I'm afraid I'm going to get the "cataract surgery effect," though, in which once your vision is corrected, you suddenly realize just how dirty your house is. When I'm at home, I just keep a pair of glasses on the coffee table for watching TV and otherwise don't correct my vision at home. Since I'm testing the new contacts and getting ready to go out, I'm seeing my house with clear vision for the first time in ages, and EEEK. I don't plan to make a habit of wearing lenses all day, though.

In fact, the doctor suggested I keep doing what I've been doing, which is wear glasses/lenses just to watch TV or drive. If reading is a problem while wearing contacts to correct the distance vision, I can try the very lowest level of drugstore reading glasses. Otherwise, she suggests I get small glasses frames, maybe rimless on the bottom, to serve as natural bifocals, reading with no lenses from below the glasses. I've been going to this doctor for nearly 20 years, and what I like about her is that she actually asks about how you see and use lenses in daily life instead of just writing a prescription. If I worked in a regular office where I had to drive to get there and deal with people I needed to be able to see while also needing to read, I'd probably need something different (my eyes got a lot worse when I had a day job and wore contacts all the time. They've become a lot better since I started working at home -- maybe I should have added that to the intangible benefits list for writing full-time).

I may go shopping for new glasses in the next month or so, just because it wouldn't hurt to have another extra pair (my TV pair is more than ten years old) that's a little more up-to-date. Now, though, I'm off for a morning out. I'm plant-sitting for some friends and need to go water the plants, and I pass some stores along the way, so I may do a little shopping. I don't know if I'm going to do the actual buying at this point, but I haven't been shopping in so long that I don't even know what's out there. Mostly, I suspect I'll be buying yarn.
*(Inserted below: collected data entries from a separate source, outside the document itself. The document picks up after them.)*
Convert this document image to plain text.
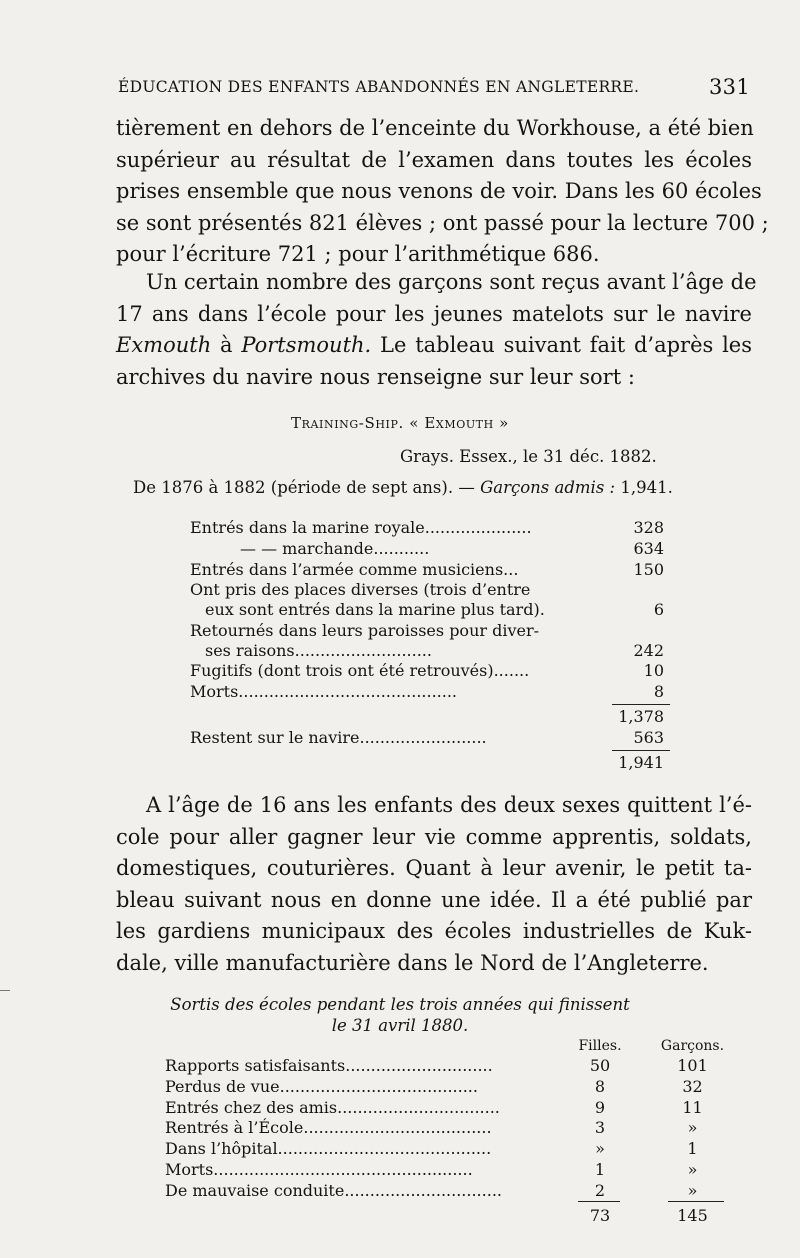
ÉDUCATION DES ENFANTS ABANDONNÉS EN ANGLETERRE.	331
tièrement en dehors de l’enceinte du Workhouse, a été bien
supérieur au résultat de l’examen dans toutes les écoles
prises ensemble que nous venons de voir. Dans les 60 écoles
se sont présentés 821 élèves ; ont passé pour la lecture 700 ;
pour l’écriture 721 ; pour l’arithmétique 686.
Un certain nombre des garçons sont reçus avant l’âge de
17 ans dans l’école pour les jeunes matelots sur le navire
Exmouth à Portsmouth. Le tableau suivant fait d’après les
archives du navire nous renseigne sur leur sort :
Training-Ship. « Exmouth »
Grays. Essex., le 31 déc. 1882.
De 1876 à 1882 (période de sept ans). — Garçons admis : 1,941.
Entrés dans la marine royale.....................	328
— — marchande...........	634
Entrés dans l’armée comme musiciens...	150
Ont pris des places diverses (trois d’entre
eux sont entrés dans la marine plus tard).	6
Retournés dans leurs paroisses pour diver-
ses raisons...........................	242
Fugitifs (dont trois ont été retrouvés).......	10
Morts...........................................	8
1,378
Restent sur le navire.........................	563
1,941
A l’âge de 16 ans les enfants des deux sexes quittent l’é-
cole pour aller gagner leur vie comme apprentis, soldats,
domestiques, couturières. Quant à leur avenir, le petit ta-
bleau suivant nous en donne une idée. Il a été publié par
les gardiens municipaux des écoles industrielles de Kuk-
dale, ville manufacturière dans le Nord de l’Angleterre.
Sortis des écoles pendant les trois années qui finissent
le 31 avril 1880.
Filles.	Garçons.
Rapports satisfaisants.............................	50	101
Perdus de vue.......................................	8	32
Entrés chez des amis................................	9	11
Rentrés à l’École.....................................	3	»
Dans l’hôpital..........................................	»	1
Morts...................................................	1	»
De mauvaise conduite...............................	2	»
73	145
And then there's a scene I need to write that came to me last night, although I'm wavering as to how essential it is to the story. It may just be a character "doing laundry" scene, but I think there's something else going on. I can always cut it later if I write it and discover I don't need it, and writing it may tell me something about the characters that ends up being important even if the scene doesn't need to go in the final book.